2010-01-20 Thread Greg Stark
That doesn't sound right. The kernel having 10% of memory dirty doesn't mean
there's a queue you have to jump at all. You don't get into any queue until
the kernel initiates write-out which will be based on the usage counters --
basically a lru. fsync and cousins like sync_file_range and
posix_fadvise(DONT_NEED) in initiate write-out right away.

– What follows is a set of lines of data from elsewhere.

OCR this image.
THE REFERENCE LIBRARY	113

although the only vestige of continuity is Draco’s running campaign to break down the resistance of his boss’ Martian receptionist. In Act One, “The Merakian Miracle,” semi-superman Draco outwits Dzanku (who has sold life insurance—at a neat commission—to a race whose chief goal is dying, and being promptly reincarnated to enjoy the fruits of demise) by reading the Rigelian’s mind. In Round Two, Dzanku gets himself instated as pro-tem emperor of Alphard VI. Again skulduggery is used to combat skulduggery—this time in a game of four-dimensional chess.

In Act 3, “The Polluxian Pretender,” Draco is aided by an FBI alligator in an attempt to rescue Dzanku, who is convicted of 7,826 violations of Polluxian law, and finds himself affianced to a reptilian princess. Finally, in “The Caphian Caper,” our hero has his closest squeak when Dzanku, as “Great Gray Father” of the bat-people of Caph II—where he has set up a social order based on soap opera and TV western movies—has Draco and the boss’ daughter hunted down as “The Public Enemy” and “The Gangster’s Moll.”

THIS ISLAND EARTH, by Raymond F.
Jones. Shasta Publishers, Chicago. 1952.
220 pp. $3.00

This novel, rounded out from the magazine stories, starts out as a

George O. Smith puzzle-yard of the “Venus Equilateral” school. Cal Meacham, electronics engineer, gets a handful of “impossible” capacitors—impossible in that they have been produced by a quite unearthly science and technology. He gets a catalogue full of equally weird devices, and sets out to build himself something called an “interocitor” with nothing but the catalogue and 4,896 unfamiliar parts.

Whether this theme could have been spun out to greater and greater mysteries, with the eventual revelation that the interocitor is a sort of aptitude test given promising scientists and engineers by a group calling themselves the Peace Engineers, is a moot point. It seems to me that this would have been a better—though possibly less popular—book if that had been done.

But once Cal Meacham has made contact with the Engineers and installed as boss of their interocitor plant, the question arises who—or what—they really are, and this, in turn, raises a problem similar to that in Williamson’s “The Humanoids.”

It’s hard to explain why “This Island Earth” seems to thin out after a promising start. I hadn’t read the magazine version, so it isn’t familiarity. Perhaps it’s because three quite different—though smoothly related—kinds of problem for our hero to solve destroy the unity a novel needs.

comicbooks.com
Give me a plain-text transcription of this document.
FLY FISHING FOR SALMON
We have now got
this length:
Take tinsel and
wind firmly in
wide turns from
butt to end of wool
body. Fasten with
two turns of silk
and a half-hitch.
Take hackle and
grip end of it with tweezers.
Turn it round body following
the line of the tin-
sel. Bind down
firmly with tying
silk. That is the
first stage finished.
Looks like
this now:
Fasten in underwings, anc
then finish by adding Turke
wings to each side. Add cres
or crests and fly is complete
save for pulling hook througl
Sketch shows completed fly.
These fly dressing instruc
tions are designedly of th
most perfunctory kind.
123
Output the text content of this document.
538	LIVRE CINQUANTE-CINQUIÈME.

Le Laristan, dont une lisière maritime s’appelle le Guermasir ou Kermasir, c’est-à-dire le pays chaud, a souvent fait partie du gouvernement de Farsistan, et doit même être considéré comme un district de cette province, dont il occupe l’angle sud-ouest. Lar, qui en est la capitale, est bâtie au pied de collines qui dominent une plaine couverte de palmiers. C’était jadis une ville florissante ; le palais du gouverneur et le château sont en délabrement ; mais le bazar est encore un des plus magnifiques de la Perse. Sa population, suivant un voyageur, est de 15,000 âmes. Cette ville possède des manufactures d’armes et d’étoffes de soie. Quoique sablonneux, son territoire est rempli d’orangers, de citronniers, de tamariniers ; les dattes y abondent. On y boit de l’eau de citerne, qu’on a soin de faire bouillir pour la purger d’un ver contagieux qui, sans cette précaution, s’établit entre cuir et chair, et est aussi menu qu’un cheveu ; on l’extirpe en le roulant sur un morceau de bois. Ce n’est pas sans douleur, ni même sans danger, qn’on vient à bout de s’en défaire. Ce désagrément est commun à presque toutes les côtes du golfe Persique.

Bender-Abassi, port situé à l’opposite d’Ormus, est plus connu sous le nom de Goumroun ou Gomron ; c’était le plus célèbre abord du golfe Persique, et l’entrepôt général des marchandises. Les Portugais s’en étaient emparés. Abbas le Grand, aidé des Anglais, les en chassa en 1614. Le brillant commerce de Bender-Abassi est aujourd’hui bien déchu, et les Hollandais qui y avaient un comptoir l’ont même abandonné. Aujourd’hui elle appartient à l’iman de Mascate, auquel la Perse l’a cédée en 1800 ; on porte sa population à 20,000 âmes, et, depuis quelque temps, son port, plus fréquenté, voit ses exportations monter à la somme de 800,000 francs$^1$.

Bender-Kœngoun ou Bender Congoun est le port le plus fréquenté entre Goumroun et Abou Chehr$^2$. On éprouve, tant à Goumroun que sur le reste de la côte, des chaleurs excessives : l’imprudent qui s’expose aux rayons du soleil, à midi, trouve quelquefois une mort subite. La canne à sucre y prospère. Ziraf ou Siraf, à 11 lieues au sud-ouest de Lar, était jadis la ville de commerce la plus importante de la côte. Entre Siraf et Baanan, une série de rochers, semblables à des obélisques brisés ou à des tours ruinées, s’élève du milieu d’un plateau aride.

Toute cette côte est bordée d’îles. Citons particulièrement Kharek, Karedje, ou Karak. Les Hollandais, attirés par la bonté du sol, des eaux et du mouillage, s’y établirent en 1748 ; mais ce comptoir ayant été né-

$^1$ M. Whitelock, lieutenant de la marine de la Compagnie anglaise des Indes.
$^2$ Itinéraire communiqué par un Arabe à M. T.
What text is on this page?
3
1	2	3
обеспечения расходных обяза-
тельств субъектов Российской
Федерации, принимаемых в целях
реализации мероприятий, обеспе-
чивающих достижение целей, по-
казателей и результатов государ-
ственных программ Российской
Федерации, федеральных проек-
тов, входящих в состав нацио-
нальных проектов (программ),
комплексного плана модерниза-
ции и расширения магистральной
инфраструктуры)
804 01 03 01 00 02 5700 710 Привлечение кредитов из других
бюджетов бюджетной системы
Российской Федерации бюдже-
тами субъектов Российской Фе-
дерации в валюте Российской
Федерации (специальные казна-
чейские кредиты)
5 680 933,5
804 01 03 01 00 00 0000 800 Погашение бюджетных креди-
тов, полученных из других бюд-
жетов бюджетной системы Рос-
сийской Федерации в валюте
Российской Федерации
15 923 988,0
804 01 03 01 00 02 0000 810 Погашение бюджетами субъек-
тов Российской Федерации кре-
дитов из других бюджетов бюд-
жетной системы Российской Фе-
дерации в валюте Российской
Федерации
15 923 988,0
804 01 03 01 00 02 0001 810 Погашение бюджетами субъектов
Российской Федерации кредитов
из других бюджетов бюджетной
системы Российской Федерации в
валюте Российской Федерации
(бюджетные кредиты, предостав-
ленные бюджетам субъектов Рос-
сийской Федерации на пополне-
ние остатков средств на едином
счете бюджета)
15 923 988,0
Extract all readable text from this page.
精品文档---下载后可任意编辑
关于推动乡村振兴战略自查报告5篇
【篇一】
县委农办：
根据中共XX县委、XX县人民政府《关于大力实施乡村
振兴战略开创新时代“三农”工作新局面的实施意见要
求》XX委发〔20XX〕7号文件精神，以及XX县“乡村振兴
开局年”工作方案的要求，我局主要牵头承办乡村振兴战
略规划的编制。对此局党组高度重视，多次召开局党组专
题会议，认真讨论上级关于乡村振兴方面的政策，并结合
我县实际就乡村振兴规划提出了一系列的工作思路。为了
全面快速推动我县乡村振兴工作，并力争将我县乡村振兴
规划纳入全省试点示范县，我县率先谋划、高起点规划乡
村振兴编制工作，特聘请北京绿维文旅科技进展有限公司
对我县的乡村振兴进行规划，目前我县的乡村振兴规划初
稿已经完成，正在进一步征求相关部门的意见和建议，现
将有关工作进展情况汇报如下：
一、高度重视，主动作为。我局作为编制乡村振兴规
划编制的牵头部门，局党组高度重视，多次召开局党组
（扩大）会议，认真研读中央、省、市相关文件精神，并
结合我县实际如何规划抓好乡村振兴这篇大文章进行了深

How many pending write-out requests for how much data the kernel should keep
active is another question but I imagine it has more to do with storage
hardware than how much memory your system has. And for most hardware it's
probably on the order of megabytes or less.

greg

On 20 Jan 2010 21:19, "Greg Smith"  wrote:

Jeff Davis wrote: > > >> On one side, we might finally be >> able to use
regular drives with their ...
I know they just tweaked this area recently so this may be a bit out of
date, but kernels starting with 2.6.22 allow you to get up to 10% of memory
dirty before getting really aggressive about writing things out, with writes
starting to go heavily at 5%.  So even with a 1GB server, you could easily
find 100MB of data sitting in the kernel buffer cache ahead of a database
write that needs to hit disc.  Once you start considering the case with
modern hardware, where even my desktop has 8GB of RAM and most serious
servers I see have 32GB, you can easily have gigabytes of such data queued
in front of the write that now needs to hit the platter.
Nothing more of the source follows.